Reaction between 1,2-bis(buta-1,3-dien-1-yl)cyclohexan-1-ol and potassium hydride in THF

Question

Which product is formed in the following reaction?

I am quite certain that we deal with an oxy-Cope rearrangement that works at room temperature, but I don’t know how to draw the product given the symmetry.

Answer 1

You are correct, it is indeed an oxy-Cope rearrangement and the macroexpansion gives the 14-membered ketone. From Paquette [1, p. 13979]:

In like fashion, the macroexpansion of 38 and related compounds proceeds in a stepwise manner via enolates 39a and 39b. Since 39a does not accumulate as the reaction proceeds, the second purely Cope rearrangement must be accelerated relative to the first. Trienone 40 has served as a precursor to (+)-muscone and (−)-(3Z)-cembrene A.

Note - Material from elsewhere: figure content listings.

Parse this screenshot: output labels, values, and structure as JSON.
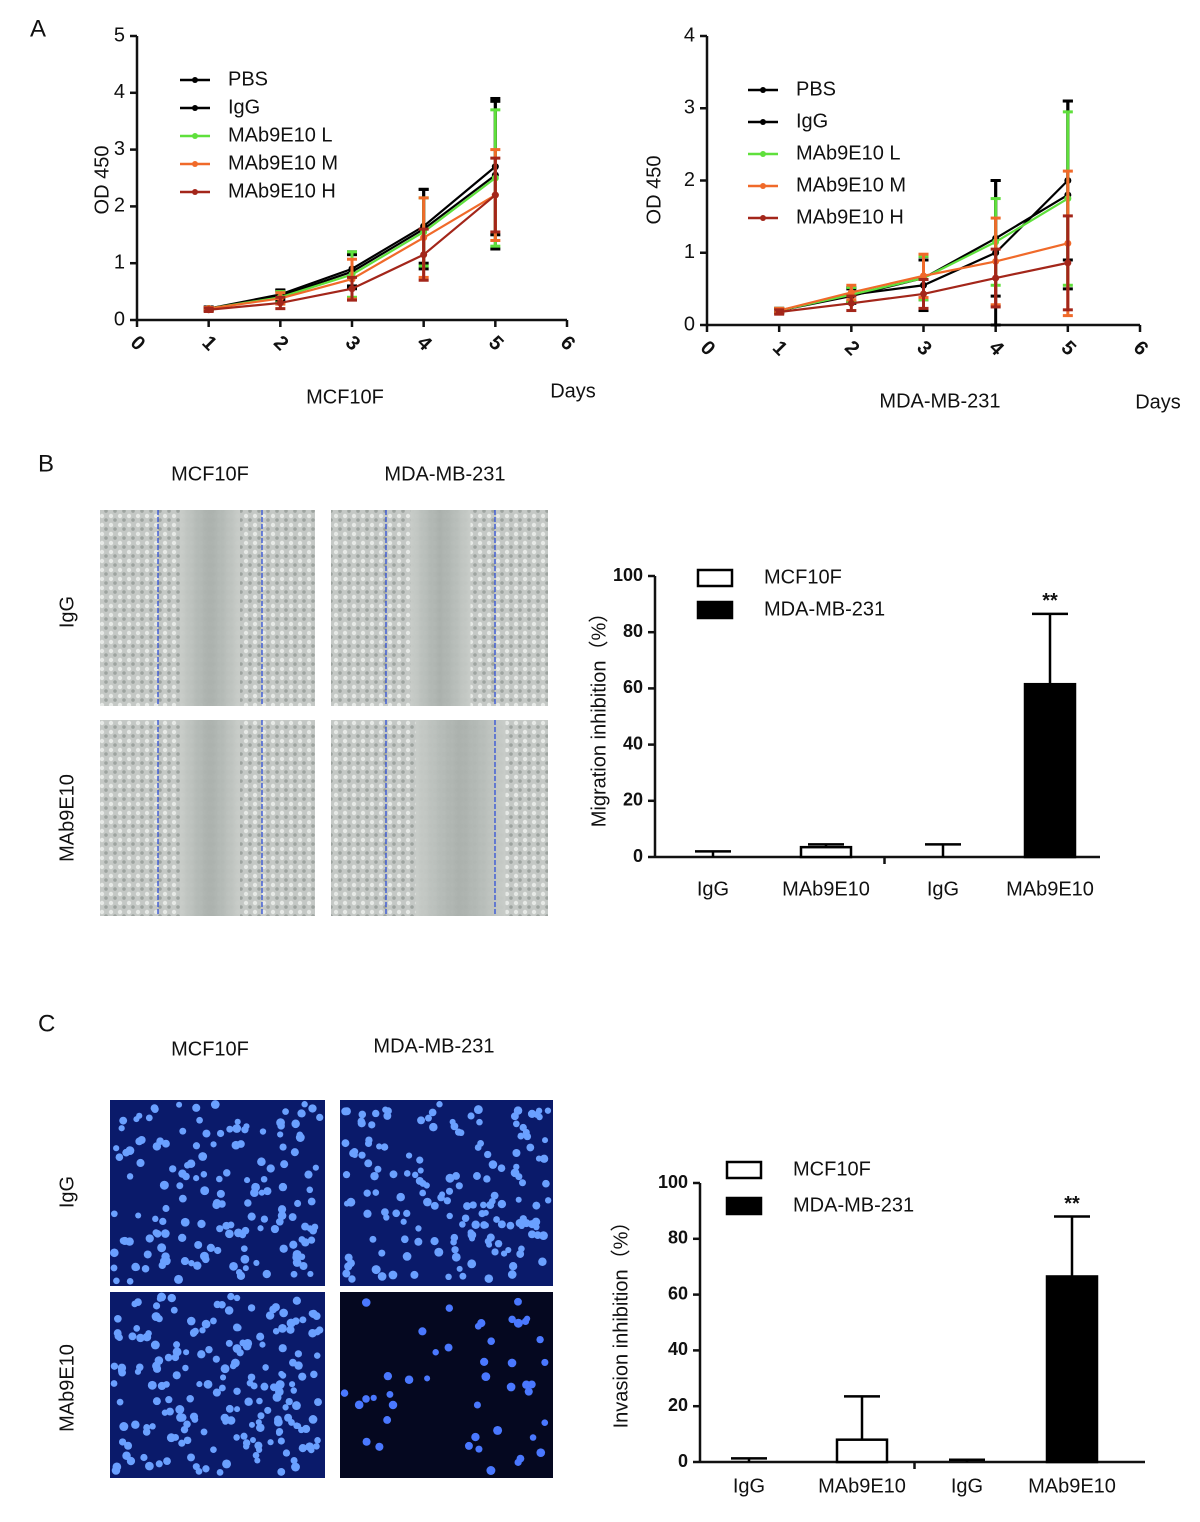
{
  "panel_labels": [
    "A",
    "B",
    "C"
  ],
  "images": [
    {
      "columns": [
        "MCF10F",
        "MDA-MB-231"
      ],
      "rows": [
        "IgG",
        "MAb9E10"
      ]
    },
    {
      "columns": [
        "MCF10F",
        "MDA-MB-231"
      ],
      "rows": [
        "IgG",
        "MAb9E10"
      ]
    }
  ],
  "chart_data": [
    {
      "type": "line",
      "title": "MCF10F",
      "xlabel": "Days",
      "ylabel": "OD 450",
      "x": [
        1,
        2,
        3,
        4,
        5
      ],
      "xlim": [
        0,
        6
      ],
      "xticks": [
        0,
        1,
        2,
        3,
        4,
        5,
        6
      ],
      "ylim": [
        0,
        5
      ],
      "yticks": [
        0,
        1,
        2,
        3,
        4,
        5
      ],
      "series": [
        {
          "name": "PBS",
          "color": "#000000",
          "values": [
            0.2,
            0.45,
            0.9,
            1.65,
            2.7
          ],
          "errors": [
            0.02,
            0.08,
            0.3,
            0.65,
            1.2
          ]
        },
        {
          "name": "IgG",
          "color": "#000000",
          "values": [
            0.2,
            0.42,
            0.85,
            1.6,
            2.55
          ],
          "errors": [
            0.03,
            0.1,
            0.3,
            0.7,
            1.3
          ]
        },
        {
          "name": "MAb9E10 L",
          "color": "#5fe03c",
          "values": [
            0.2,
            0.4,
            0.8,
            1.55,
            2.5
          ],
          "errors": [
            0.02,
            0.1,
            0.4,
            0.6,
            1.2
          ]
        },
        {
          "name": "MAb9E10 M",
          "color": "#f06a2a",
          "values": [
            0.2,
            0.38,
            0.72,
            1.45,
            2.2
          ],
          "errors": [
            0.02,
            0.1,
            0.35,
            0.7,
            0.8
          ]
        },
        {
          "name": "MAb9E10 H",
          "color": "#a3261a",
          "values": [
            0.18,
            0.3,
            0.55,
            1.15,
            2.2
          ],
          "errors": [
            0.03,
            0.1,
            0.2,
            0.45,
            0.65
          ]
        }
      ]
    },
    {
      "type": "line",
      "title": "MDA-MB-231",
      "xlabel": "Days",
      "ylabel": "OD 450",
      "x": [
        1,
        2,
        3,
        4,
        5
      ],
      "xlim": [
        0,
        6
      ],
      "xticks": [
        0,
        1,
        2,
        3,
        4,
        5,
        6
      ],
      "ylim": [
        0,
        4
      ],
      "yticks": [
        0,
        1,
        2,
        3,
        4
      ],
      "series": [
        {
          "name": "PBS",
          "color": "#000000",
          "values": [
            0.2,
            0.42,
            0.55,
            1.0,
            2.0
          ],
          "errors": [
            0.03,
            0.1,
            0.35,
            1.0,
            1.1
          ]
        },
        {
          "name": "IgG",
          "color": "#000000",
          "values": [
            0.2,
            0.4,
            0.65,
            1.2,
            1.8
          ],
          "errors": [
            0.03,
            0.1,
            0.3,
            0.8,
            1.3
          ]
        },
        {
          "name": "MAb9E10 L",
          "color": "#5fe03c",
          "values": [
            0.2,
            0.42,
            0.65,
            1.15,
            1.75
          ],
          "errors": [
            0.03,
            0.1,
            0.3,
            0.6,
            1.2
          ]
        },
        {
          "name": "MAb9E10 M",
          "color": "#f06a2a",
          "values": [
            0.2,
            0.45,
            0.68,
            0.88,
            1.13
          ],
          "errors": [
            0.03,
            0.1,
            0.3,
            0.6,
            1.0
          ]
        },
        {
          "name": "MAb9E10 H",
          "color": "#a3261a",
          "values": [
            0.18,
            0.3,
            0.43,
            0.65,
            0.86
          ],
          "errors": [
            0.03,
            0.1,
            0.2,
            0.4,
            0.65
          ]
        }
      ]
    },
    {
      "type": "bar",
      "ylabel": "Migration  inhibition（%）",
      "categories": [
        "IgG",
        "MAb9E10",
        "IgG",
        "MAb9E10"
      ],
      "ylim": [
        0,
        100
      ],
      "yticks": [
        0,
        20,
        40,
        60,
        80,
        100
      ],
      "annotation": "**",
      "series": [
        {
          "name": "MCF10F",
          "color": "#ffffff",
          "values": [
            0,
            3.5,
            null,
            null
          ],
          "errors": [
            2,
            1,
            null,
            null
          ]
        },
        {
          "name": "MDA-MB-231",
          "color": "#000000",
          "values": [
            null,
            null,
            0,
            61.5
          ],
          "errors": [
            null,
            null,
            4.5,
            25
          ]
        }
      ]
    },
    {
      "type": "bar",
      "ylabel": "Invasion  inhibition（%）",
      "categories": [
        "IgG",
        "MAb9E10",
        "IgG",
        "MAb9E10"
      ],
      "ylim": [
        0,
        100
      ],
      "yticks": [
        0,
        20,
        40,
        60,
        80,
        100
      ],
      "annotation": "**",
      "series": [
        {
          "name": "MCF10F",
          "color": "#ffffff",
          "values": [
            0,
            8,
            null,
            null
          ],
          "errors": [
            1.3,
            15.5,
            null,
            null
          ]
        },
        {
          "name": "MDA-MB-231",
          "color": "#000000",
          "values": [
            null,
            null,
            0,
            66.5
          ],
          "errors": [
            null,
            null,
            0.8,
            21.5
          ]
        }
      ]
    }
  ]
}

The reaction was reported by Wender et al. [2, p. 3349]:

When treated with KH in THF at room temperature, both trans- and cis-10 gave a mixture of two E/Z isomers of the 15-membered tetraeneone 11 (61% and 40%, respectively). Catalytic hydrogenation of this mixture gave a 97% yield of muscone (12).

Structural assignment based on IR and NMR studies suggest the resulting product is the E,E,E-trienone [3]. The process of ring expansion via Cope rearrangement appears to be initially investigated by Cookson and Singh in late 1960s in the context of obtaining macrocyclic musk ketone [4]:

Reaction of the keto-allene (III) with vinylmagnesium bromide in tetrahydrofuran gave the vinyl alcohol (VII) in good yield.

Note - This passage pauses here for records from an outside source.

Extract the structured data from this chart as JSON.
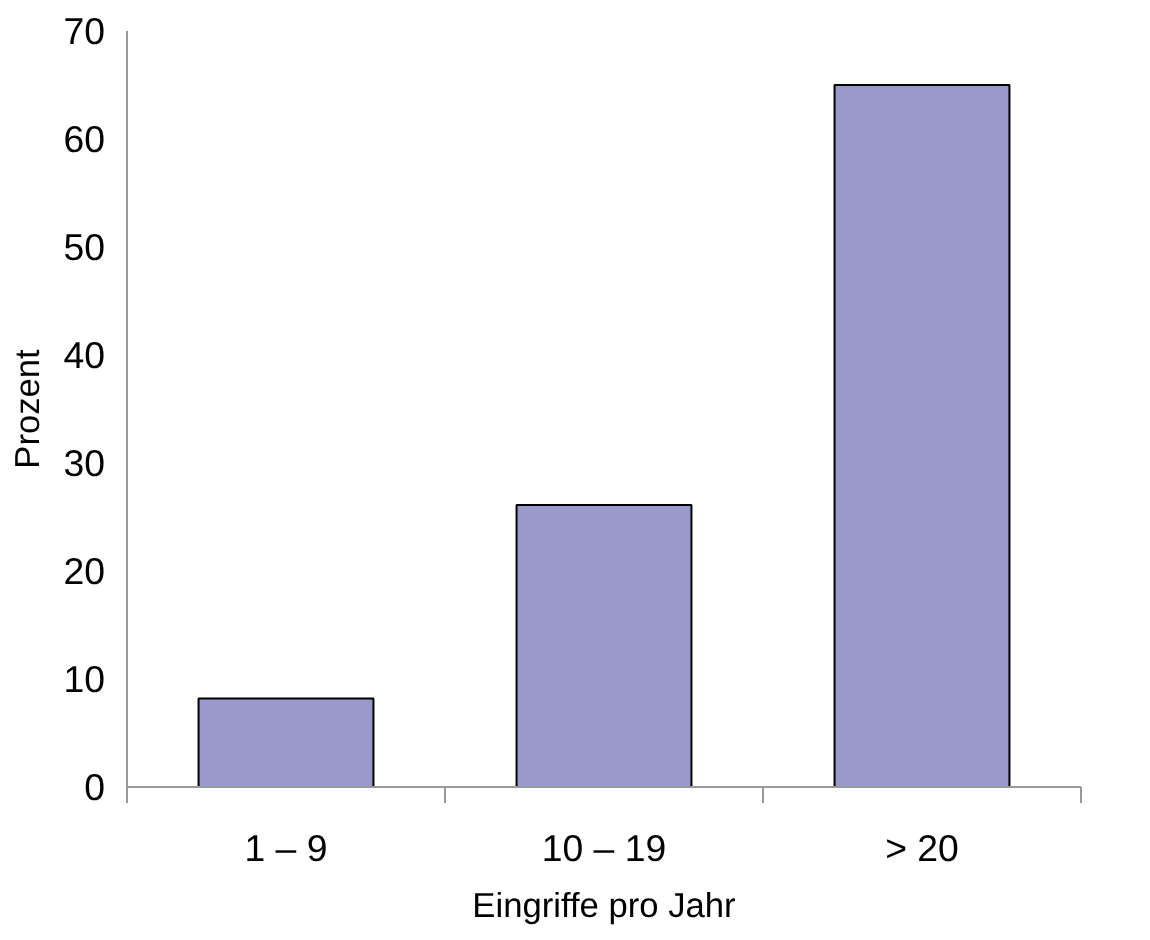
{
  "chart_data": {
    "type": "bar",
    "xlabel": "Eingriffe pro Jahr",
    "ylabel": "Prozent",
    "categories": [
      "1 – 9",
      "10 – 19",
      "> 20"
    ],
    "values": [
      8.2,
      26.1,
      65
    ],
    "color": "#9999cc",
    "ylim": [
      0,
      70
    ],
    "yticks": [
      0,
      10,
      20,
      30,
      40,
      50,
      60,
      70
    ],
    "grid": false
  }
}
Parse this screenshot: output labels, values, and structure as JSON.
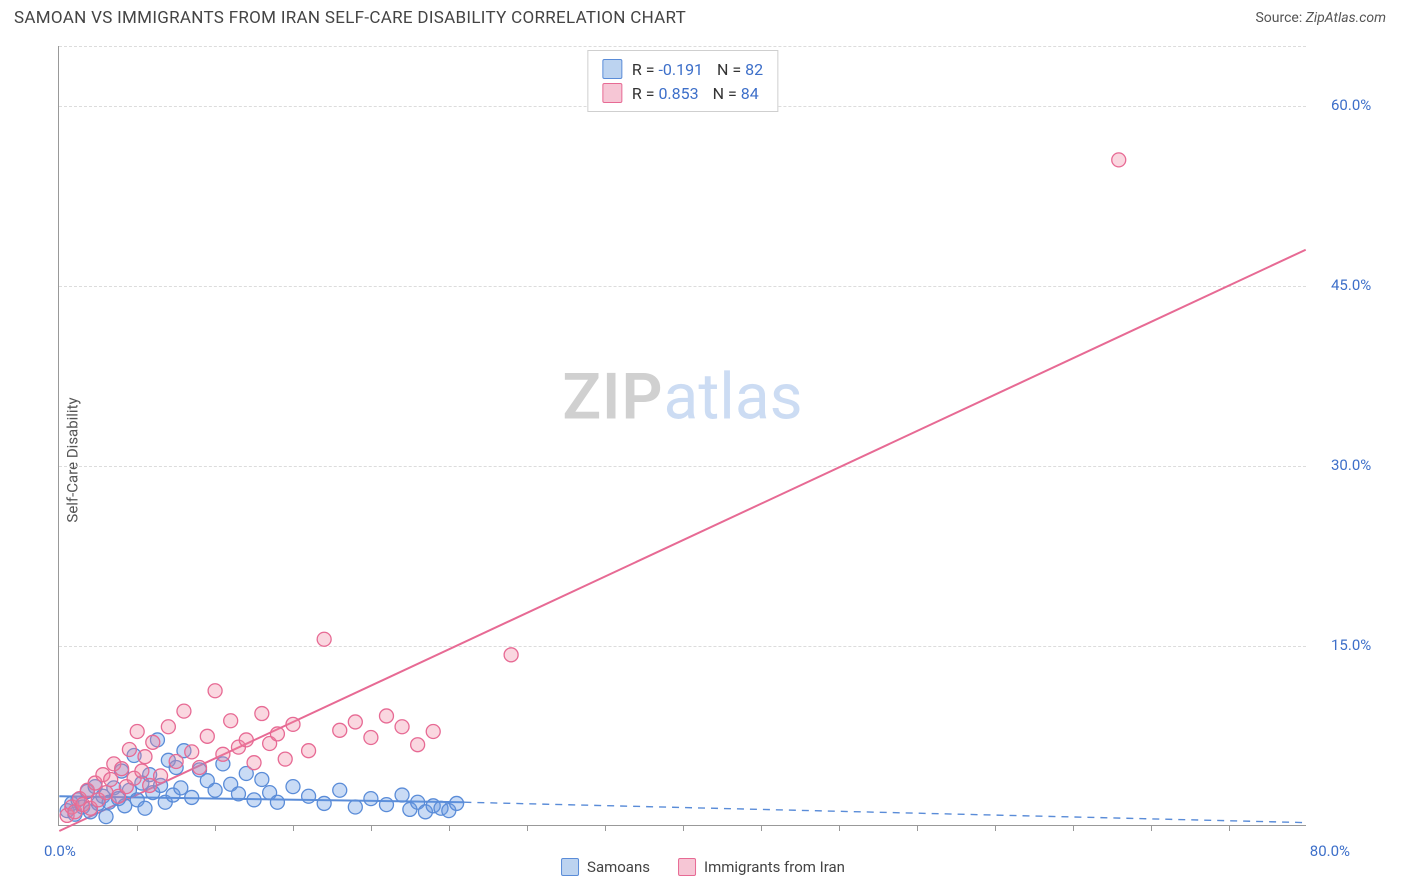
{
  "header": {
    "title": "SAMOAN VS IMMIGRANTS FROM IRAN SELF-CARE DISABILITY CORRELATION CHART",
    "source_label": "Source:",
    "source_value": "ZipAtlas.com"
  },
  "ylabel": "Self-Care Disability",
  "watermark": {
    "part1": "ZIP",
    "part2": "atlas"
  },
  "chart": {
    "type": "scatter",
    "xlim": [
      0,
      80
    ],
    "ylim": [
      0,
      65
    ],
    "x_label_min": "0.0%",
    "x_label_max": "80.0%",
    "ytick_values": [
      15,
      30,
      45,
      60
    ],
    "ytick_labels": [
      "15.0%",
      "30.0%",
      "45.0%",
      "60.0%"
    ],
    "xtick_minor_step": 5,
    "grid_color": "#dcdcdc",
    "axis_color": "#999999",
    "background_color": "#ffffff",
    "marker_radius": 7,
    "marker_stroke_width": 1.3,
    "line_width": 2,
    "series": [
      {
        "name": "Samoans",
        "color_fill": "rgba(99,151,225,0.35)",
        "color_stroke": "#5a8cd8",
        "swatch_fill": "#bcd3f0",
        "swatch_border": "#5a8cd8",
        "R": "-0.191",
        "N": "82",
        "regression": {
          "x1": 0,
          "y1": 2.4,
          "x2": 26,
          "y2": 1.9,
          "extend_x2": 80,
          "extend_y2": 0.2,
          "solid_until_x": 26
        },
        "points": [
          [
            0.5,
            1.2
          ],
          [
            0.8,
            1.8
          ],
          [
            1.0,
            0.9
          ],
          [
            1.2,
            2.1
          ],
          [
            1.5,
            1.5
          ],
          [
            1.8,
            2.8
          ],
          [
            2.0,
            1.1
          ],
          [
            2.3,
            3.2
          ],
          [
            2.5,
            1.8
          ],
          [
            2.8,
            2.4
          ],
          [
            3.0,
            0.7
          ],
          [
            3.2,
            1.9
          ],
          [
            3.5,
            3.1
          ],
          [
            3.8,
            2.2
          ],
          [
            4.0,
            4.5
          ],
          [
            4.2,
            1.6
          ],
          [
            4.5,
            2.9
          ],
          [
            4.8,
            5.8
          ],
          [
            5.0,
            2.1
          ],
          [
            5.3,
            3.5
          ],
          [
            5.5,
            1.4
          ],
          [
            5.8,
            4.2
          ],
          [
            6.0,
            2.7
          ],
          [
            6.3,
            7.1
          ],
          [
            6.5,
            3.3
          ],
          [
            6.8,
            1.9
          ],
          [
            7.0,
            5.4
          ],
          [
            7.3,
            2.5
          ],
          [
            7.5,
            4.8
          ],
          [
            7.8,
            3.1
          ],
          [
            8.0,
            6.2
          ],
          [
            8.5,
            2.3
          ],
          [
            9.0,
            4.6
          ],
          [
            9.5,
            3.7
          ],
          [
            10.0,
            2.9
          ],
          [
            10.5,
            5.1
          ],
          [
            11.0,
            3.4
          ],
          [
            11.5,
            2.6
          ],
          [
            12.0,
            4.3
          ],
          [
            12.5,
            2.1
          ],
          [
            13.0,
            3.8
          ],
          [
            13.5,
            2.7
          ],
          [
            14.0,
            1.9
          ],
          [
            15.0,
            3.2
          ],
          [
            16.0,
            2.4
          ],
          [
            17.0,
            1.8
          ],
          [
            18.0,
            2.9
          ],
          [
            19.0,
            1.5
          ],
          [
            20.0,
            2.2
          ],
          [
            21.0,
            1.7
          ],
          [
            22.0,
            2.5
          ],
          [
            22.5,
            1.3
          ],
          [
            23.0,
            1.9
          ],
          [
            23.5,
            1.1
          ],
          [
            24.0,
            1.6
          ],
          [
            24.5,
            1.4
          ],
          [
            25.0,
            1.2
          ],
          [
            25.5,
            1.8
          ]
        ]
      },
      {
        "name": "Immigrants from Iran",
        "color_fill": "rgba(238,130,160,0.32)",
        "color_stroke": "#e76a94",
        "swatch_fill": "#f6c6d5",
        "swatch_border": "#e76a94",
        "R": "0.853",
        "N": "84",
        "regression": {
          "x1": 0,
          "y1": -0.5,
          "x2": 80,
          "y2": 48,
          "solid_until_x": 80
        },
        "points": [
          [
            0.5,
            0.8
          ],
          [
            0.8,
            1.5
          ],
          [
            1.0,
            1.1
          ],
          [
            1.3,
            2.2
          ],
          [
            1.5,
            1.7
          ],
          [
            1.8,
            2.9
          ],
          [
            2.0,
            1.4
          ],
          [
            2.3,
            3.5
          ],
          [
            2.5,
            2.1
          ],
          [
            2.8,
            4.2
          ],
          [
            3.0,
            2.7
          ],
          [
            3.3,
            3.8
          ],
          [
            3.5,
            5.1
          ],
          [
            3.8,
            2.4
          ],
          [
            4.0,
            4.7
          ],
          [
            4.3,
            3.2
          ],
          [
            4.5,
            6.3
          ],
          [
            4.8,
            3.9
          ],
          [
            5.0,
            7.8
          ],
          [
            5.3,
            4.5
          ],
          [
            5.5,
            5.7
          ],
          [
            5.8,
            3.3
          ],
          [
            6.0,
            6.9
          ],
          [
            6.5,
            4.1
          ],
          [
            7.0,
            8.2
          ],
          [
            7.5,
            5.3
          ],
          [
            8.0,
            9.5
          ],
          [
            8.5,
            6.1
          ],
          [
            9.0,
            4.8
          ],
          [
            9.5,
            7.4
          ],
          [
            10.0,
            11.2
          ],
          [
            10.5,
            5.9
          ],
          [
            11.0,
            8.7
          ],
          [
            11.5,
            6.5
          ],
          [
            12.0,
            7.1
          ],
          [
            12.5,
            5.2
          ],
          [
            13.0,
            9.3
          ],
          [
            13.5,
            6.8
          ],
          [
            14.0,
            7.6
          ],
          [
            14.5,
            5.5
          ],
          [
            15.0,
            8.4
          ],
          [
            16.0,
            6.2
          ],
          [
            17.0,
            15.5
          ],
          [
            18.0,
            7.9
          ],
          [
            19.0,
            8.6
          ],
          [
            20.0,
            7.3
          ],
          [
            21.0,
            9.1
          ],
          [
            22.0,
            8.2
          ],
          [
            23.0,
            6.7
          ],
          [
            24.0,
            7.8
          ],
          [
            29.0,
            14.2
          ],
          [
            68.0,
            55.5
          ]
        ]
      }
    ]
  },
  "legend_bottom": [
    {
      "label": "Samoans",
      "fill": "#bcd3f0",
      "border": "#5a8cd8"
    },
    {
      "label": "Immigrants from Iran",
      "fill": "#f6c6d5",
      "border": "#e76a94"
    }
  ]
}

…compound (VII) undergoes Cope rearrangement to the enol of (VIII) before it fragments. Complete rearrangement through to the ketone (VIII) before fragmentation cannot have occurred, for there were distinct differences in the mass spectra of the alcohol (VII) and ketone (VIII)…

The compound (VII) though fairly stable, showed the appearance of a carbonyl band, evidently by rearrangement to (VIII), when left for a prolonged period.

References

1. Paquette, L. A. Recent Applications of Anionic Oxy-Cope Rearrangements. Tetrahedron 1997, 53 (41), 13971–14020. DOI: 10.1016/S0040-4020(97)00679-0.

2. Wender, P. A.; Holt, D. A.; Sieburth, S. M. Practical Method for α-Alkenyl Ketone Synthesis Based on a Facile Reductive Rearrangement of Alkynyl Halohydrins. J. Am. Chem. Soc. 1983, 105 (10), 3348–3350. DOI: 10.1021/ja00348a072.

3. Wender, P. A.; Sieburth, S. McN.; Petraitis, J. J.; Singh, S. K. Macroexpansion Methodology. Tetrahedron 1981, 37 (23), 3967–3975. DOI: 10.1016/S0040-4020(01)93271-5.

4. Cookson, R. C.; Singh, P. Expansion of the Ring of Cyclododecanone by Two and Four Carbon Atoms. J. Chem. Soc., C 1971, 1477. DOI: 10.1039/j39710001477.